The 2018 decision of the U.S. Court of Appeals for the Ninth Circuit in Martin v. City of Boise, 920 F.3d 584 (9th Cir. 2019) was, depending on your point of view, a scandalizing judicial usurpation or a sweeping blow to the dignity of homeless residents. The panel held that because “human beings are biologically compelled to rest,” a city may not “criminalize conduct that is an unavoidable consequence of being homeless—namely sitting, lying, or sleeping on the streets.” The Ninth Circuit declared such restrictions illegal under the Cruel and Unusual Punishments Clause of the Eighth Amendment. Martin caused immediate alarm among cities because it meant that a city could not enforce general prohibitions against habitation on public walkways, overpasses, plazas, or parks, unless that city was prepared to offer an indoor “alternative sleeping space.” Most sizable cities have far more unsheltered residents than shelter beds. 

Yet as it happened, in the dozen or so district court decisions to follow Martin, virtually all courts held that the decision was applicable only to use of the mechanisms of criminal law, i.e., fines, arrests, or prosecutions, on grounds that Martin, which rests on the Cruel and Unusual Punishment Clause, governs only where “punishment” is at issue. See, e.g., Frank v.
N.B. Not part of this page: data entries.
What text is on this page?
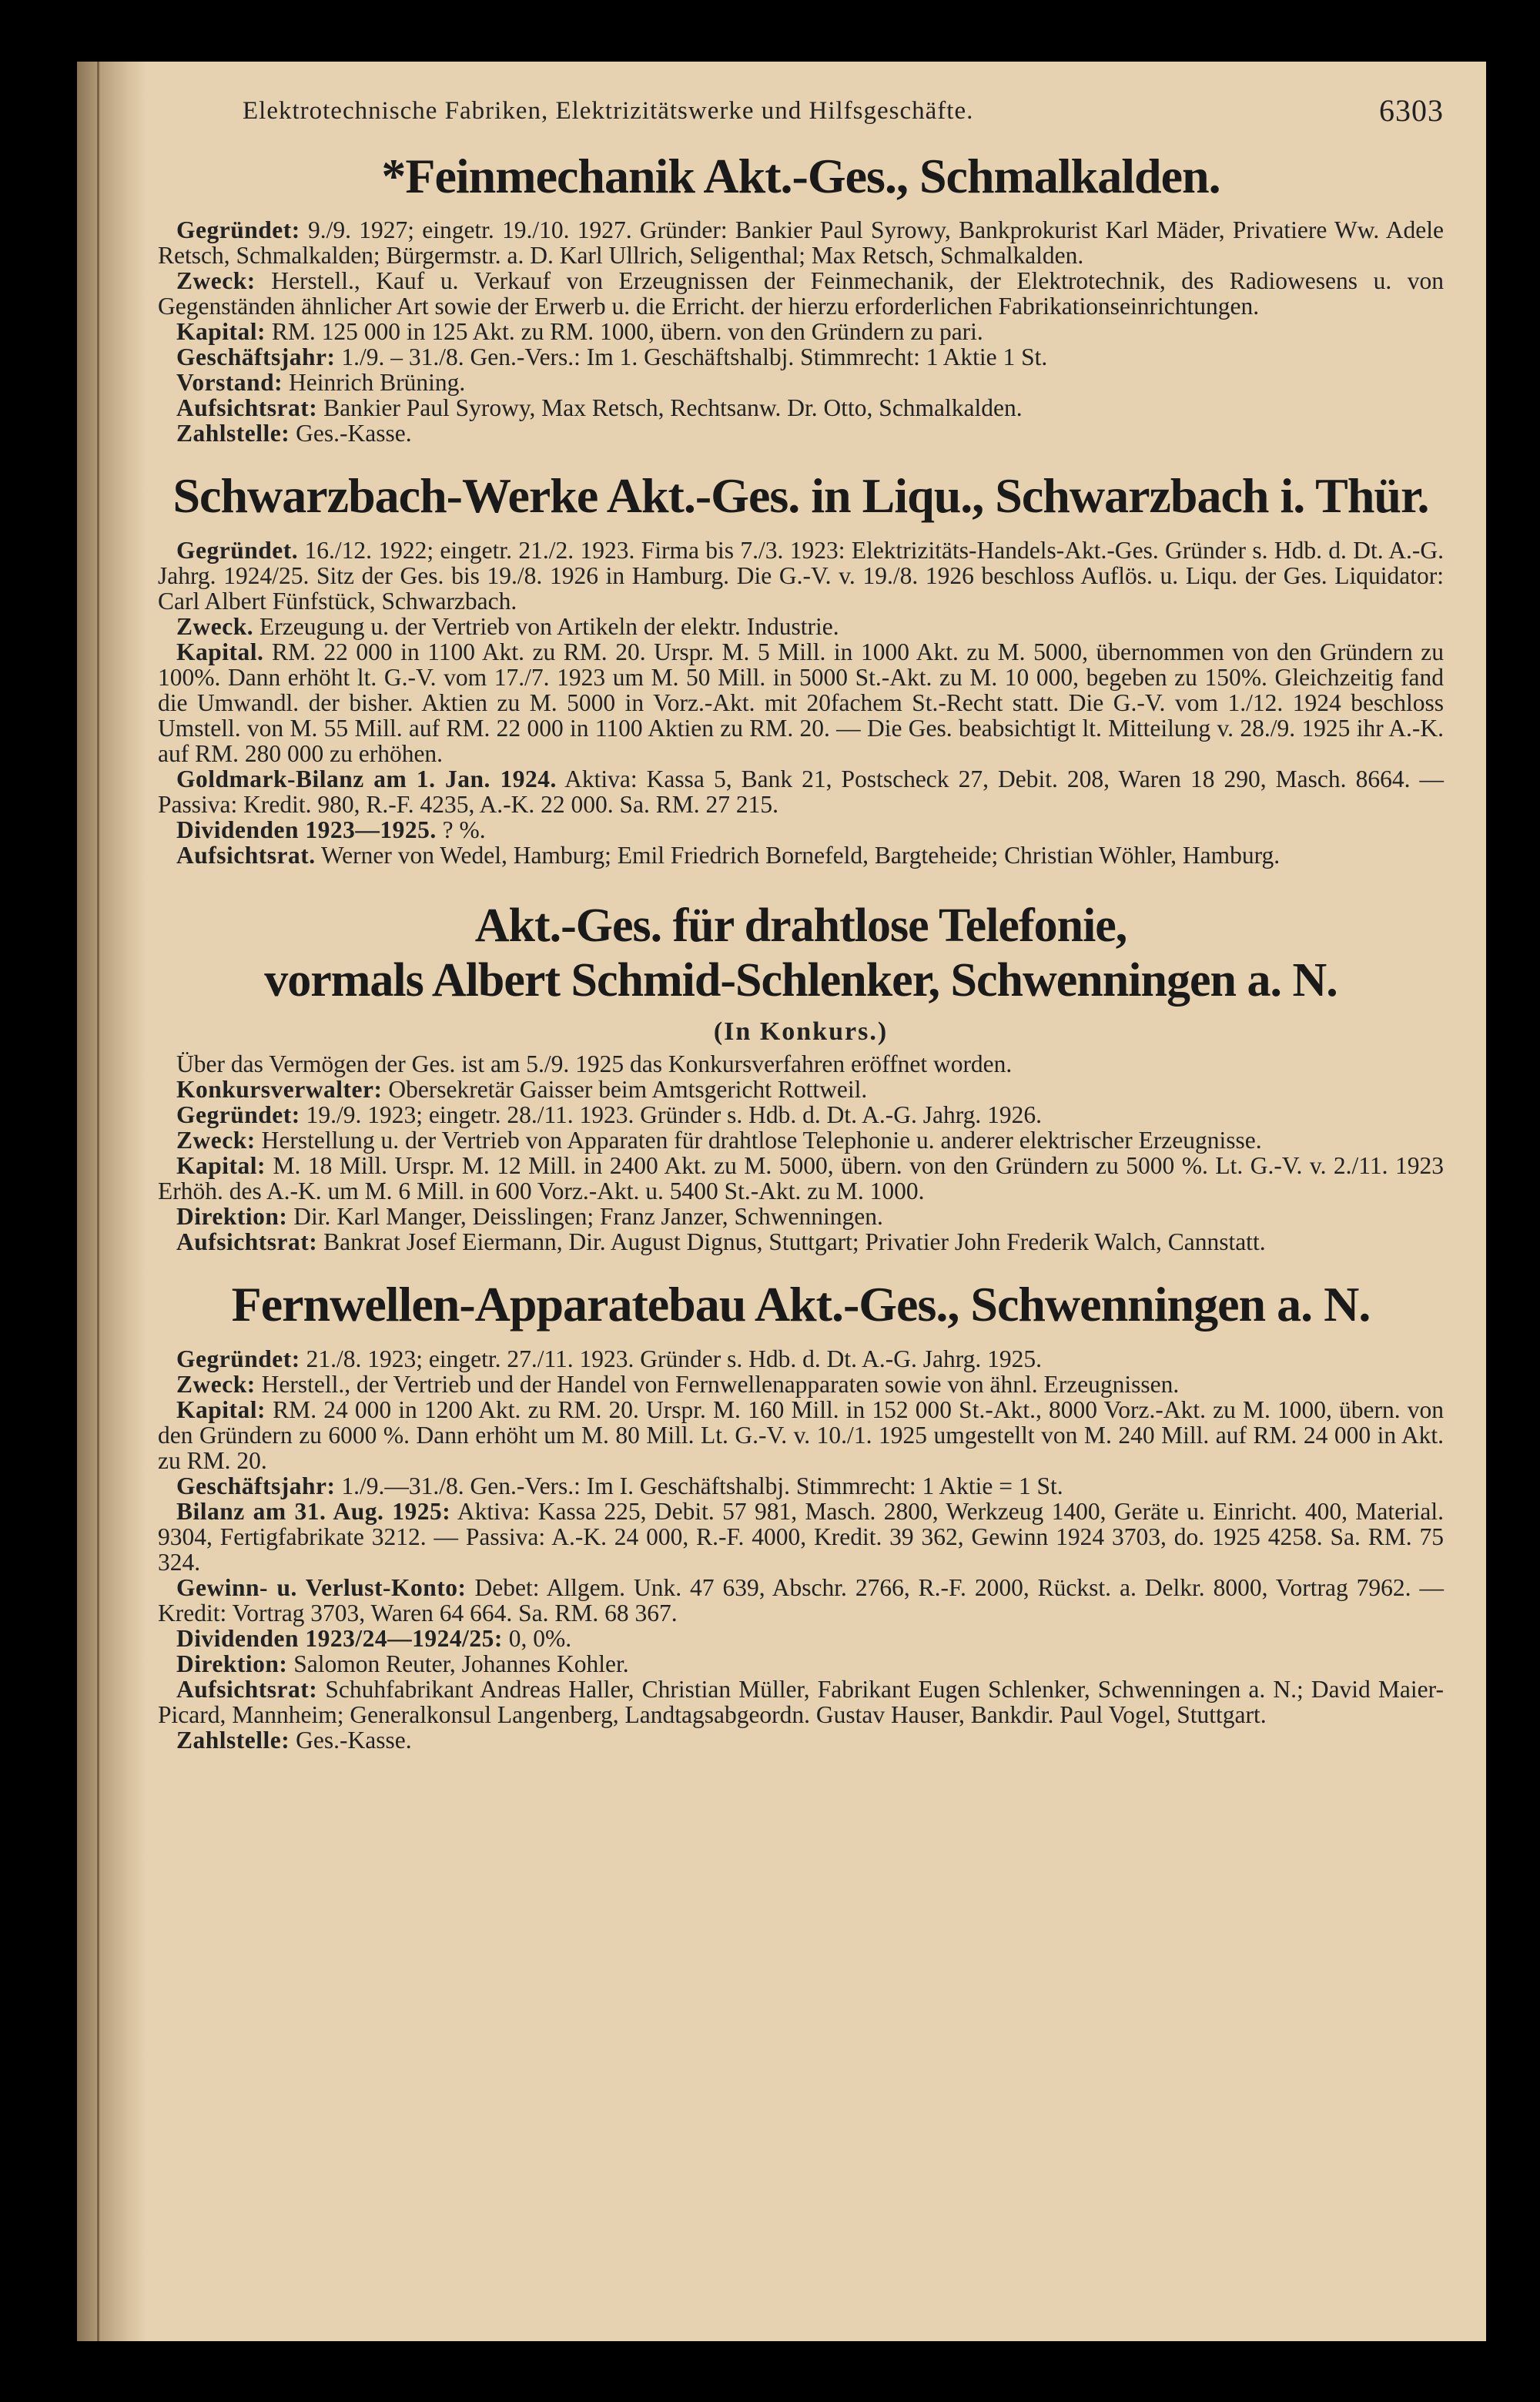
Elektrotechnische Fabriken, Elektrizitätswerke und Hilfsgeschäfte.	6303
*Feinmechanik Akt.-Ges., Schmalkalden.

Gegründet: 9./9. 1927; eingetr. 19./10. 1927. Gründer: Bankier Paul Syrowy, Bankprokurist Karl Mäder, Privatiere Ww. Adele Retsch, Schmalkalden; Bürgermstr. a. D. Karl Ullrich, Seligenthal; Max Retsch, Schmalkalden.

Zweck: Herstell., Kauf u. Verkauf von Erzeugnissen der Feinmechanik, der Elektrotechnik, des Radiowesens u. von Gegenständen ähnlicher Art sowie der Erwerb u. die Erricht. der hierzu erforderlichen Fabrikationseinrichtungen.

Kapital: RM. 125 000 in 125 Akt. zu RM. 1000, übern. von den Gründern zu pari.

Geschäftsjahr: 1./9. – 31./8. Gen.-Vers.: Im 1. Geschäftshalbj. Stimmrecht: 1 Aktie 1 St.

Vorstand: Heinrich Brüning.

Aufsichtsrat: Bankier Paul Syrowy, Max Retsch, Rechtsanw. Dr. Otto, Schmalkalden.

Zahlstelle: Ges.-Kasse.

Schwarzbach-Werke Akt.-Ges. in Liqu., Schwarzbach i. Thür.

Gegründet. 16./12. 1922; eingetr. 21./2. 1923. Firma bis 7./3. 1923: Elektrizitäts-Handels-Akt.-Ges. Gründer s. Hdb. d. Dt. A.-G. Jahrg. 1924/25. Sitz der Ges. bis 19./8. 1926 in Hamburg. Die G.-V. v. 19./8. 1926 beschloss Auflös. u. Liqu. der Ges. Liquidator: Carl Albert Fünfstück, Schwarzbach.

Zweck. Erzeugung u. der Vertrieb von Artikeln der elektr. Industrie.

Kapital. RM. 22 000 in 1100 Akt. zu RM. 20. Urspr. M. 5 Mill. in 1000 Akt. zu M. 5000, übernommen von den Gründern zu 100%. Dann erhöht lt. G.-V. vom 17./7. 1923 um M. 50 Mill. in 5000 St.-Akt. zu M. 10 000, begeben zu 150%. Gleichzeitig fand die Umwandl. der bisher. Aktien zu M. 5000 in Vorz.-Akt. mit 20fachem St.-Recht statt. Die G.-V. vom 1./12. 1924 beschloss Umstell. von M. 55 Mill. auf RM. 22 000 in 1100 Aktien zu RM. 20. — Die Ges. beabsichtigt lt. Mitteilung v. 28./9. 1925 ihr A.-K. auf RM. 280 000 zu erhöhen.

Goldmark-Bilanz am 1. Jan. 1924. Aktiva: Kassa 5, Bank 21, Postscheck 27, Debit. 208, Waren 18 290, Masch. 8664. — Passiva: Kredit. 980, R.-F. 4235, A.-K. 22 000. Sa. RM. 27 215.

Dividenden 1923—1925. ? %.

Aufsichtsrat. Werner von Wedel, Hamburg; Emil Friedrich Bornefeld, Bargteheide; Christian Wöhler, Hamburg.

Akt.-Ges. für drahtlose Telefonie,
vormals Albert Schmid-Schlenker, Schwenningen a. N.
(In Konkurs.)

Über das Vermögen der Ges. ist am 5./9. 1925 das Konkursverfahren eröffnet worden.

Konkursverwalter: Obersekretär Gaisser beim Amtsgericht Rottweil.

Gegründet: 19./9. 1923; eingetr. 28./11. 1923. Gründer s. Hdb. d. Dt. A.-G. Jahrg. 1926.

Zweck: Herstellung u. der Vertrieb von Apparaten für drahtlose Telephonie u. anderer elektrischer Erzeugnisse.

Kapital: M. 18 Mill. Urspr. M. 12 Mill. in 2400 Akt. zu M. 5000, übern. von den Gründern zu 5000 %. Lt. G.-V. v. 2./11. 1923 Erhöh. des A.-K. um M. 6 Mill. in 600 Vorz.-Akt. u. 5400 St.-Akt. zu M. 1000.

Direktion: Dir. Karl Manger, Deisslingen; Franz Janzer, Schwenningen.

Aufsichtsrat: Bankrat Josef Eiermann, Dir. August Dignus, Stuttgart; Privatier John Frederik Walch, Cannstatt.

Fernwellen-Apparatebau Akt.-Ges., Schwenningen a. N.

Gegründet: 21./8. 1923; eingetr. 27./11. 1923. Gründer s. Hdb. d. Dt. A.-G. Jahrg. 1925.

Zweck: Herstell., der Vertrieb und der Handel von Fernwellenapparaten sowie von ähnl. Erzeugnissen.

Kapital: RM. 24 000 in 1200 Akt. zu RM. 20. Urspr. M. 160 Mill. in 152 000 St.-Akt., 8000 Vorz.-Akt. zu M. 1000, übern. von den Gründern zu 6000 %. Dann erhöht um M. 80 Mill. Lt. G.-V. v. 10./1. 1925 umgestellt von M. 240 Mill. auf RM. 24 000 in Akt. zu RM. 20.

Geschäftsjahr: 1./9.—31./8. Gen.-Vers.: Im I. Geschäftshalbj. Stimmrecht: 1 Aktie = 1 St.

Bilanz am 31. Aug. 1925: Aktiva: Kassa 225, Debit. 57 981, Masch. 2800, Werkzeug 1400, Geräte u. Einricht. 400, Material. 9304, Fertigfabrikate 3212. — Passiva: A.-K. 24 000, R.-F. 4000, Kredit. 39 362, Gewinn 1924 3703, do. 1925 4258. Sa. RM. 75 324.

Gewinn- u. Verlust-Konto: Debet: Allgem. Unk. 47 639, Abschr. 2766, R.-F. 2000, Rückst. a. Delkr. 8000, Vortrag 7962. — Kredit: Vortrag 3703, Waren 64 664. Sa. RM. 68 367.

Dividenden 1923/24—1924/25: 0, 0%.

Direktion: Salomon Reuter, Johannes Kohler.

Aufsichtsrat: Schuhfabrikant Andreas Haller, Christian Müller, Fabrikant Eugen Schlenker, Schwenningen a. N.; David Maier-Picard, Mannheim; Generalkonsul Langenberg, Landtagsabgeordn. Gustav Hauser, Bankdir. Paul Vogel, Stuttgart.

Zahlstelle: Ges.-Kasse.
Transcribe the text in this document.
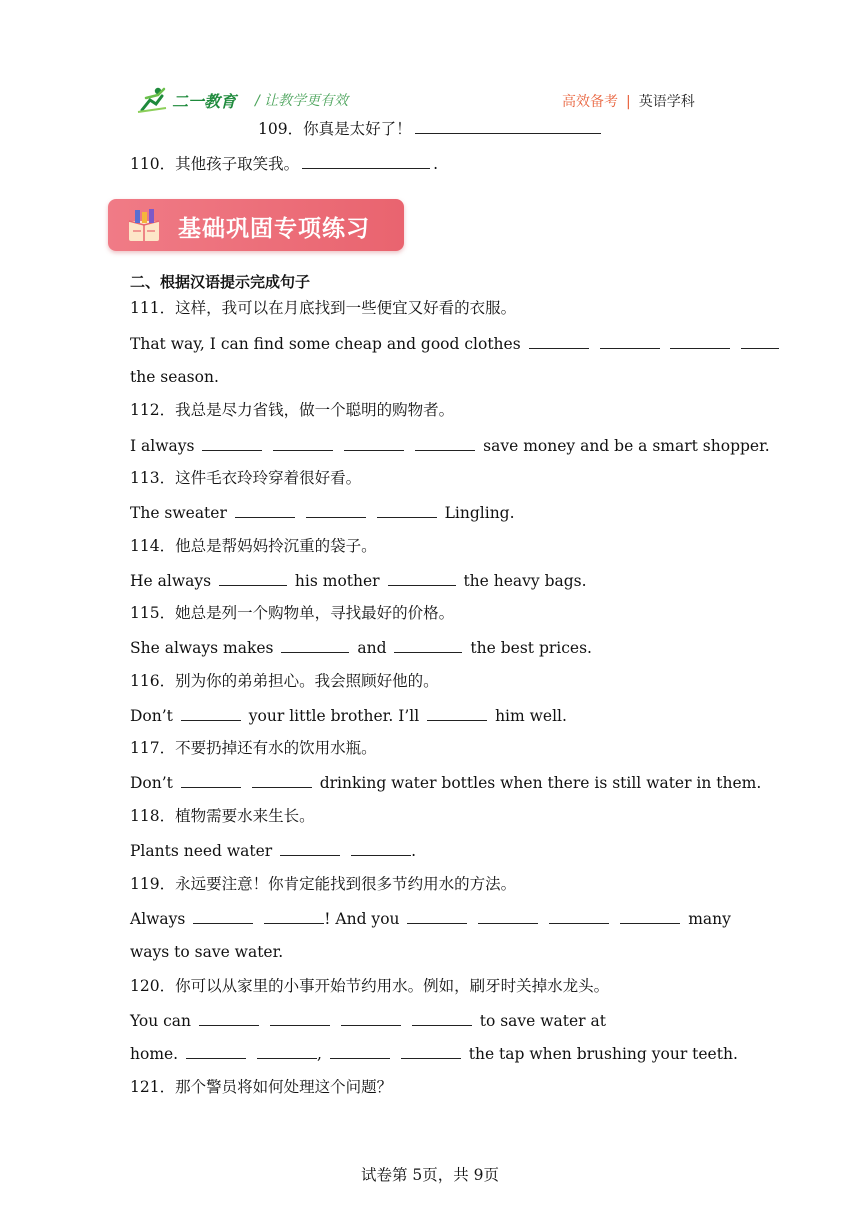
二一教育 / 让教学更有效	高效备考 | 英语学科
109．你真是太好了！
110．其他孩子取笑我。	.
基础巩固专项练习
二、根据汉语提示完成句子
111．这样，我可以在月底找到一些便宜又好看的衣服。
That way, I can find some cheap and good clothes
the season.
112．我总是尽力省钱，做一个聪明的购物者。
I always	save money and be a smart shopper.
113．这件毛衣玲玲穿着很好看。
The sweater	Lingling.
114．他总是帮妈妈拎沉重的袋子。
He always	his mother	the heavy bags.
115．她总是列一个购物单，寻找最好的价格。
She always makes	and	the best prices.
116．别为你的弟弟担心。我会照顾好他的。
Don’t	your little brother. I’ll	him well.
117．不要扔掉还有水的饮用水瓶。
Don’t	drinking water bottles when there is still water in them.
118．植物需要水来生长。
Plants need water	.
119．永远要注意！你肯定能找到很多节约用水的方法。
Always	! And you	many
ways to save water.
120．你可以从家里的小事开始节约用水。例如，刷牙时关掉水龙头。
You can	to save water at
home.	,	the tap when brushing your teeth.
121．那个警员将如何处理这个问题？
试卷第 5页，共 9页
City of St. Louis, No. 20-CV-00597-SEP, 2020 WL 2116392, at *4 (E.D. Mo. May 2, 2020) (St. Louis could close an encampment in part because there was no indication that the homeless plaintiff “faces a genuine threat of criminal punishment”); Young v. City of Los Angeles, No. 20-cv-709-JFW-RAO, 2020 WL 616363, at *5 (C.D. Cal. Feb. 10, 2020) (Martin covers only “criminally prosecuting” individuals); Le Van Hung v. Schaaf, No. 19-CV-01436-CRB, 2019 WL 1779584, at *1 (N.D. Cal. Apr. 23, 2019) (a “clear and clean” operation does not implicate Martin since it does not require arrest of plaintiffs).

But now, last week, for the first time, a district court deciding a homelessness case held that the Eighth Amendment applies “whether the punishment is designated as civil or criminal.” Blake v. City of Grants Pass, No. 18-CV-01823-CL, 2020 WL 4209227, at *8 (D. Or. July 22, 2020). The implications are immense: the decision forbids a city from enforcing a citywide ban on camping, even a decriminalized ban—unless, once again, the city can offer homeless individuals a shelter bed. This effectively creates a constitutional right to be homeless, all under what seemed, a few years ago, to be the unlikely aegis of the Cruel and Unusual Punishment Clause.

Why this matters: homelessness is a complex and agonizing issue, especially in the western United States, where most chronically unsheltered homeless Americans live. Our fellow humans suffering under the privations and distress of homelessness deserve our sympathy—and mostly receive it, along with hundreds of millions in medical assistance, housing support, and more. But the inability to get a grip on growing tent cities and car break-ins, on the one hand, and a sense of futile police harassment on the other, has stripped all sides of their patience. This has prompted lawyers and activists to seek the finality of federal judges, who can ignore political deadlocks or command police chiefs and city councils to act when the pleas of activists go unheeded. The result has been, in the last year, the beginnings of the federal judicialization of the homelessness crisis. The Grants Pass case is one example. Another is the spectacle of Judge David O. Carter, of Los Angeles’s federal district court, a 76-year-old personally touring Skid Row during COVID-19 to the applause of its denizens, holding free-wheeling, multi-hour hearings that “invite” city mayors to appear with solutions, and micro-managing the relocation of thousands.  

Some may welcome these interventions as overdue, commonsensical, and compassionate; others may fear the way that they can undermine self-government and flexibility by replacing public policy with lawsuits. Either way, last week’s Grants Pass decision augurs something new in federal jurisprudence.